Tara vs. the Invalid

In which our Heroine has a Seizure and experiences AFTERMATH.

A long time ago, in a blog far away, I expressed my confusion over the word invalid: pronounced 2 ways and with two different meanings: as in one with an illness, and then one who has been invalidated—made non-essential, unsound, unacceptable, even nullified.  At that early time of recovery, it was irritating to find that this title applied to me so well.  However, it is more annoying to find that after nearly two years of recovery, I am still an invalid. 

I’m getting it now.  Sick people are invalidated from society not because they are “unacceptable,” as the thesaurus says, but because so much of their time and effort is spent being ill, and therefore much of their life really is invalidated of both energy and enterprise.  I would say that I spend a good quarter of my day (not counting my 9 hours of sleep each night) resting up so I can live the other hours more meaningfully.  I’ve been deluding myself into thinking that I would make a full recovery after brain surgery.   I don’t mean to be maudlin.  The simple fact is this: I have a chronic illness named brain cancer, and I need to finally get it through my (metaphorically) thick skull.

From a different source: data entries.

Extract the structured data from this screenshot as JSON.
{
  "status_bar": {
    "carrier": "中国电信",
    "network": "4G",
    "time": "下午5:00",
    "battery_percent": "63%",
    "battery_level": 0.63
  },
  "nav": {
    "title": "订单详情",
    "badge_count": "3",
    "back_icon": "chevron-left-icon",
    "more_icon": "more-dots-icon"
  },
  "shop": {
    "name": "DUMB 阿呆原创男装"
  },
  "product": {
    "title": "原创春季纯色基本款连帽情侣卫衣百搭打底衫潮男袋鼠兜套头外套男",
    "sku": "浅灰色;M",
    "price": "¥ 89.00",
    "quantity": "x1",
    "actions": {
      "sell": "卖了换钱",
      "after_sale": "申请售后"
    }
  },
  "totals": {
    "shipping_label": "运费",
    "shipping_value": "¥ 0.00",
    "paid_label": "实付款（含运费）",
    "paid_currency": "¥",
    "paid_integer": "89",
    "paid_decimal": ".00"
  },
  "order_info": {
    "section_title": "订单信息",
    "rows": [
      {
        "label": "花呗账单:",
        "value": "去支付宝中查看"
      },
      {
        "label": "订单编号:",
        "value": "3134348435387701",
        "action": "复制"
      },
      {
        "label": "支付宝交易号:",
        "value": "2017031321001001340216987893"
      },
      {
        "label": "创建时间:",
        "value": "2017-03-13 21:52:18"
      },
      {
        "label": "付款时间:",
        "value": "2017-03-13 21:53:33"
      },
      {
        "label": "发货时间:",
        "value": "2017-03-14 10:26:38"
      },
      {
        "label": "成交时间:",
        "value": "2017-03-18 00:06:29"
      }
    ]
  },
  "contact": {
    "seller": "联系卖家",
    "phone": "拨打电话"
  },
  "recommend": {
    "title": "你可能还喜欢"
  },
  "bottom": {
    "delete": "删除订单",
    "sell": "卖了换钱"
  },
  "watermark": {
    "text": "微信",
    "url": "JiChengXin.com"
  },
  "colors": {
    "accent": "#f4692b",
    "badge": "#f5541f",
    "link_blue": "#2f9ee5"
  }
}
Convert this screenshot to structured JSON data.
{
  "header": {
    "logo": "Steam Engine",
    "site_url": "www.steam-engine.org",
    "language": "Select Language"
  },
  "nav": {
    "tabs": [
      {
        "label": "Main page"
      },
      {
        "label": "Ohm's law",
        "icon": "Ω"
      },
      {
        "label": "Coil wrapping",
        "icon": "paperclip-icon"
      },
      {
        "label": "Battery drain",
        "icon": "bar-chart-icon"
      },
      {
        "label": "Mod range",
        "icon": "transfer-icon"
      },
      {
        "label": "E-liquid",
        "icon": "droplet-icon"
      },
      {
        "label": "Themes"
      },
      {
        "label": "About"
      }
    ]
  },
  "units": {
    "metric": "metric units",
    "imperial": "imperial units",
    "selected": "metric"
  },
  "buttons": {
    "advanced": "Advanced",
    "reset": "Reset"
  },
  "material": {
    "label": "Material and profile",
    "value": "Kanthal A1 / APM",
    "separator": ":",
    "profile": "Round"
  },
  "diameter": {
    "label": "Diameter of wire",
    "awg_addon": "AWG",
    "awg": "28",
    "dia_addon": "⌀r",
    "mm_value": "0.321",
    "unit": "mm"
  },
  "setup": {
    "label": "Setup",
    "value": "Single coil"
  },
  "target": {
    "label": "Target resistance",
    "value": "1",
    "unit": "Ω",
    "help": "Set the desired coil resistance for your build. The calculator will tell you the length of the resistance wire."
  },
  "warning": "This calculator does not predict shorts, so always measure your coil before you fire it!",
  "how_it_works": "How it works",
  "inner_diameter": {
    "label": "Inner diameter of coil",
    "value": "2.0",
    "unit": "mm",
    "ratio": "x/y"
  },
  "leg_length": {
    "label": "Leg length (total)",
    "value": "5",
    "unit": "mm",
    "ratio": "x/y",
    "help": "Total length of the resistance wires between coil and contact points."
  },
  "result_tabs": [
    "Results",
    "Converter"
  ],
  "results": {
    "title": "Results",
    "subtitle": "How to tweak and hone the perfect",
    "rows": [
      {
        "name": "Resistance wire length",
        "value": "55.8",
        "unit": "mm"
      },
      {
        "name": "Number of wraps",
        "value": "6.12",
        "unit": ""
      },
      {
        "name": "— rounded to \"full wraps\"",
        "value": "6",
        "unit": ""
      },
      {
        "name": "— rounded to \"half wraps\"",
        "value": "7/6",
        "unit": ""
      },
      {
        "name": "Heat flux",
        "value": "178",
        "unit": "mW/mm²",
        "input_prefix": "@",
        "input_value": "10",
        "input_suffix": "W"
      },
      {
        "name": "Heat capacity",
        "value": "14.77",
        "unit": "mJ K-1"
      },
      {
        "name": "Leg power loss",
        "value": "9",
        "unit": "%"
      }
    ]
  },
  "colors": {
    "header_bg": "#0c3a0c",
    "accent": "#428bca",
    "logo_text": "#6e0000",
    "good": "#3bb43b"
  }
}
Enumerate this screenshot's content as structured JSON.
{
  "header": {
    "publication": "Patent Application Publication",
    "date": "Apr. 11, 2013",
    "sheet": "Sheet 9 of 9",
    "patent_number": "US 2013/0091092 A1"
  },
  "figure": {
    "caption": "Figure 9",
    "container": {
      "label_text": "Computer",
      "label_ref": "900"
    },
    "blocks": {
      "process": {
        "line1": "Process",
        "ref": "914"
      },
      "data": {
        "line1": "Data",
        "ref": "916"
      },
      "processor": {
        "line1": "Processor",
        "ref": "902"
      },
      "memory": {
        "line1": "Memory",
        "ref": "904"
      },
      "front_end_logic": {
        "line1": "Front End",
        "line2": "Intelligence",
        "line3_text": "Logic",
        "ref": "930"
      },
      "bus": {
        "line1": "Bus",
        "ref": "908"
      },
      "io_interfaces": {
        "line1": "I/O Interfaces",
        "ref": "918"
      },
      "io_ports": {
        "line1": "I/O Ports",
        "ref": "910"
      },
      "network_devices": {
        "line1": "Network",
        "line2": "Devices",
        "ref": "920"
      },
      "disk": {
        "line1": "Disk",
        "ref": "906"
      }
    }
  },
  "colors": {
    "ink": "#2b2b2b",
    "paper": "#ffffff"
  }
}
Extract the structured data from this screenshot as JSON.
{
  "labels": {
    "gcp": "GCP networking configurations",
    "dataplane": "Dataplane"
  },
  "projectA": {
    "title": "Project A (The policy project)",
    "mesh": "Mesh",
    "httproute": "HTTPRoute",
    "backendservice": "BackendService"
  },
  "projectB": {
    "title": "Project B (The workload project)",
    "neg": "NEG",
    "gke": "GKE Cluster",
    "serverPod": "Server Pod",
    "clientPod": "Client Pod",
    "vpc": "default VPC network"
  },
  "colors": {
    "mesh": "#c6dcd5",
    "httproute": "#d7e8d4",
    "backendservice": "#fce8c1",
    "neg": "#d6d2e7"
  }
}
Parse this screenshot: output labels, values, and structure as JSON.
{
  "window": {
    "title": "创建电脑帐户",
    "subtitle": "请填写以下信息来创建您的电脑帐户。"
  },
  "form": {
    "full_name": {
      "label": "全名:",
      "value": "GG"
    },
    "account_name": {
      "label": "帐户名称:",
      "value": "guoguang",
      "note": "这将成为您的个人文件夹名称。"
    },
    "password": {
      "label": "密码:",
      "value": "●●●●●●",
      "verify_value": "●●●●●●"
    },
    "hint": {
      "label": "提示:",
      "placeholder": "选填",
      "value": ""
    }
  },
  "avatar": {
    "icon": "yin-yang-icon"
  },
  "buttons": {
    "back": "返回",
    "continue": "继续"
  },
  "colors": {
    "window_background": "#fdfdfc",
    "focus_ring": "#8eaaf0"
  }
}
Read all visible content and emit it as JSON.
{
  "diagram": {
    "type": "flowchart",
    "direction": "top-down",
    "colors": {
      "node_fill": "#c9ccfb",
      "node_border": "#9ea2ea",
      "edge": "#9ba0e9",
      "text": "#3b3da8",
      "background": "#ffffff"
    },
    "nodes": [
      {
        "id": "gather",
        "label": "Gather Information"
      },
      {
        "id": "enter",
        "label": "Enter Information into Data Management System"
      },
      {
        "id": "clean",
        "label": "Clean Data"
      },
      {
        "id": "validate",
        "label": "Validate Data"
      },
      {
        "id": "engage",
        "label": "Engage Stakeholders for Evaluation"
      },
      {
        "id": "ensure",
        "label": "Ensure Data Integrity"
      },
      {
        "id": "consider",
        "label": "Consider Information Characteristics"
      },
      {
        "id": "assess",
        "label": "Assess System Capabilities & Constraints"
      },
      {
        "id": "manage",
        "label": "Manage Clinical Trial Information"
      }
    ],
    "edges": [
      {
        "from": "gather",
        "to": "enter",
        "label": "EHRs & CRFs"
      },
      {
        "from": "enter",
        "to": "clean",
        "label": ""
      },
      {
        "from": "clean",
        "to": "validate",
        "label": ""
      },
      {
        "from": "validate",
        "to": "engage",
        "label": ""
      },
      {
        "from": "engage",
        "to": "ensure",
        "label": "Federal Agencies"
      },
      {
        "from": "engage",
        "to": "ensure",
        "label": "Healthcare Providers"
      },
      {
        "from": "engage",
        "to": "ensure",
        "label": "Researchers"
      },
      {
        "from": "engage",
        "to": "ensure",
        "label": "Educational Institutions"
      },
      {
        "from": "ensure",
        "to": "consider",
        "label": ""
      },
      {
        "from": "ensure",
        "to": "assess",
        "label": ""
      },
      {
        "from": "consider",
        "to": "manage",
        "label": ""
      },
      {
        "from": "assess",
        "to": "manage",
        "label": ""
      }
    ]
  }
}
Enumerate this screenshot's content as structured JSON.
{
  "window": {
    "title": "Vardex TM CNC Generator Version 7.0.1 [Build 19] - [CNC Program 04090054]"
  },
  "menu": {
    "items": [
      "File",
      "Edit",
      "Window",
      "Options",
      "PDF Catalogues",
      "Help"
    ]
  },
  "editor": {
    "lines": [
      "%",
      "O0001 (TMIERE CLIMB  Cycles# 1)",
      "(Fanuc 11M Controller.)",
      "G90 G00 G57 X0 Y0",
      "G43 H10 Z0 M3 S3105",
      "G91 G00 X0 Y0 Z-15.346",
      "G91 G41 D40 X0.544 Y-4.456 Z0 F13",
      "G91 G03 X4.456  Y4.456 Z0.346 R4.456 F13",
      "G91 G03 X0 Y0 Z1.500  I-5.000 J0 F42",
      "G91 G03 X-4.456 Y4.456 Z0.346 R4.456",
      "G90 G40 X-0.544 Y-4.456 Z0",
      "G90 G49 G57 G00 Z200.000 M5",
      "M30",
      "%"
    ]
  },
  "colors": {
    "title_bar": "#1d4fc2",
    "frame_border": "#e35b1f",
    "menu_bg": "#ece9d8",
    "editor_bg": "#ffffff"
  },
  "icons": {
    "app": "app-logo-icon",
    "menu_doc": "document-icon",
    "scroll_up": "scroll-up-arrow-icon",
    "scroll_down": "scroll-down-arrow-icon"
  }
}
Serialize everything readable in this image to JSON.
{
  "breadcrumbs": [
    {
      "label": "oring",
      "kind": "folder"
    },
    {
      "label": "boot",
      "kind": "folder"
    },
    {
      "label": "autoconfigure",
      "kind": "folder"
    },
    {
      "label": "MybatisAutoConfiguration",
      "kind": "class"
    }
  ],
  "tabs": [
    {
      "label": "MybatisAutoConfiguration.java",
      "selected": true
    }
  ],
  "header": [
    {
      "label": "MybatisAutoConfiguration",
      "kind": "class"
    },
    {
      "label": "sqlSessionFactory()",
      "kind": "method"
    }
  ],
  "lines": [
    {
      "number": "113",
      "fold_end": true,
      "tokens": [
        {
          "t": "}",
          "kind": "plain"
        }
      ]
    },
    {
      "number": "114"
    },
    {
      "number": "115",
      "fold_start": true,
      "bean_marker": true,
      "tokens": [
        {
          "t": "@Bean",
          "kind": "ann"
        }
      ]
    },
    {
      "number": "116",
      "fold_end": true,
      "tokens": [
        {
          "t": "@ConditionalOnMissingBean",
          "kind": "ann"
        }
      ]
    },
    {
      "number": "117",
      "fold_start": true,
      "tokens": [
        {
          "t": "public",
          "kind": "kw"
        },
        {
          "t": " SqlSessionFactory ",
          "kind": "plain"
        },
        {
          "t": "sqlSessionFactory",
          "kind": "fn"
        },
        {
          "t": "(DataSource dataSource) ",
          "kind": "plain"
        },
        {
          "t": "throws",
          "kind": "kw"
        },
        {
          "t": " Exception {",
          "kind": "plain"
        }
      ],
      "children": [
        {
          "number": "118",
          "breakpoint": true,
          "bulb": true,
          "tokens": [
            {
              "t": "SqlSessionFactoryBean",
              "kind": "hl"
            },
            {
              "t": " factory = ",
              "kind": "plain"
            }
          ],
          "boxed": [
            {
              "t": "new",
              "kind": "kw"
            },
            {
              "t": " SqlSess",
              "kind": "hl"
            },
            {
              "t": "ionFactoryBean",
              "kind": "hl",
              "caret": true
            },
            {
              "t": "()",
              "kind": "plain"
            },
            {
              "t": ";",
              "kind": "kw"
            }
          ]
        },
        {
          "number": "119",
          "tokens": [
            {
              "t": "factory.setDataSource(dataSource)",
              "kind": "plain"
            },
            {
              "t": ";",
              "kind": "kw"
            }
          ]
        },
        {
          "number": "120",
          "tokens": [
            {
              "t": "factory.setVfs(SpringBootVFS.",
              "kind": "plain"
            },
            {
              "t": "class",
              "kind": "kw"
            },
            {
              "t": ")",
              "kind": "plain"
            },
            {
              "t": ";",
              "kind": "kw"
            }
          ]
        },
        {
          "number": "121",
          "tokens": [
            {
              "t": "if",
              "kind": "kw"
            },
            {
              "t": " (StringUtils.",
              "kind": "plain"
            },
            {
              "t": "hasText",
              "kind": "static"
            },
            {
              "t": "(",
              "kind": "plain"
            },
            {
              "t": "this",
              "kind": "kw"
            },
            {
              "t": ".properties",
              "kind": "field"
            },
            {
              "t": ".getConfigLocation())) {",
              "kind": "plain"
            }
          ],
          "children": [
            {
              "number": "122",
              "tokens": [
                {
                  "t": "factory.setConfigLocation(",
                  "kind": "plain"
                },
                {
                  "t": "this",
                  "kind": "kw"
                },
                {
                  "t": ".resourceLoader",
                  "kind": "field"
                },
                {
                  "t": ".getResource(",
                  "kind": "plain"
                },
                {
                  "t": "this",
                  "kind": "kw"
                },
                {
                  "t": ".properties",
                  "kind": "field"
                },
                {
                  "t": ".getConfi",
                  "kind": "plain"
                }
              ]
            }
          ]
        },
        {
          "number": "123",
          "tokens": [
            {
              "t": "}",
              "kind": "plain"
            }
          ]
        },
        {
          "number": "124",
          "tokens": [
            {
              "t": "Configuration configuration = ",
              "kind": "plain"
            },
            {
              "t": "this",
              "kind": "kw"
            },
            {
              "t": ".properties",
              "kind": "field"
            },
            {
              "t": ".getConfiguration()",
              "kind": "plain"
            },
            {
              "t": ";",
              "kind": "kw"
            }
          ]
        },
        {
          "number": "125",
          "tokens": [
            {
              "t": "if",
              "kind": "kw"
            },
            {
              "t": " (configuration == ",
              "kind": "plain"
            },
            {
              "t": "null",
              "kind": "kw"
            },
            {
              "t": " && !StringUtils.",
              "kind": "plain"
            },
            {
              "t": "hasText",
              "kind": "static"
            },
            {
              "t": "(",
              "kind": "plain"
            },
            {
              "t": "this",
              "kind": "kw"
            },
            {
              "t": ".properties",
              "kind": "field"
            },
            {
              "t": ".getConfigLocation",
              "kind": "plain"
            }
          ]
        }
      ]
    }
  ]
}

This abrupt realization is brought home by a couple of recent seizures.  The first was a Monday about two and a half weeks ago.  I had just walked ten minutes to a friend’s house, and was greatly surprised to find myself standing at the top of a half-flight of stairs shaking uncontrollably.  Now, I’m no fool, and I know you are all just a bit curious about what it feels like to have a seizure.  So, here goes:

Imagine yourself on the way out of a smile, when your face freezes into a grimace and your upper body starts jerking horribly.  You are conscious and still standing, but become aware that you really should get to a chair.  Your mind is working slowly the syrupy sludge that is a seizure even through the panicky adrenaline you can feel washing through your body.  Desperately you think, “If I can just concentrate and take a deep breath, then maybe I can stop before my friend notices.”  But it is too late.  You hear her repeating your name, progressively with more alarm.  It takes five to ten seconds for you to get your response out—and are somewhat surprised to find that you can.  But your jaw is stiff, and you come out sounding like you need speech therapy: “Yeessh,” in a deeper voice than usual (think special needs voice).  Friend grabs shoulders and tells you that she is going to help you back to the bench a few steps back. “Ohh…Kayye.”  Once sitting you are able to take a deep breath and the thing stops abruptly. 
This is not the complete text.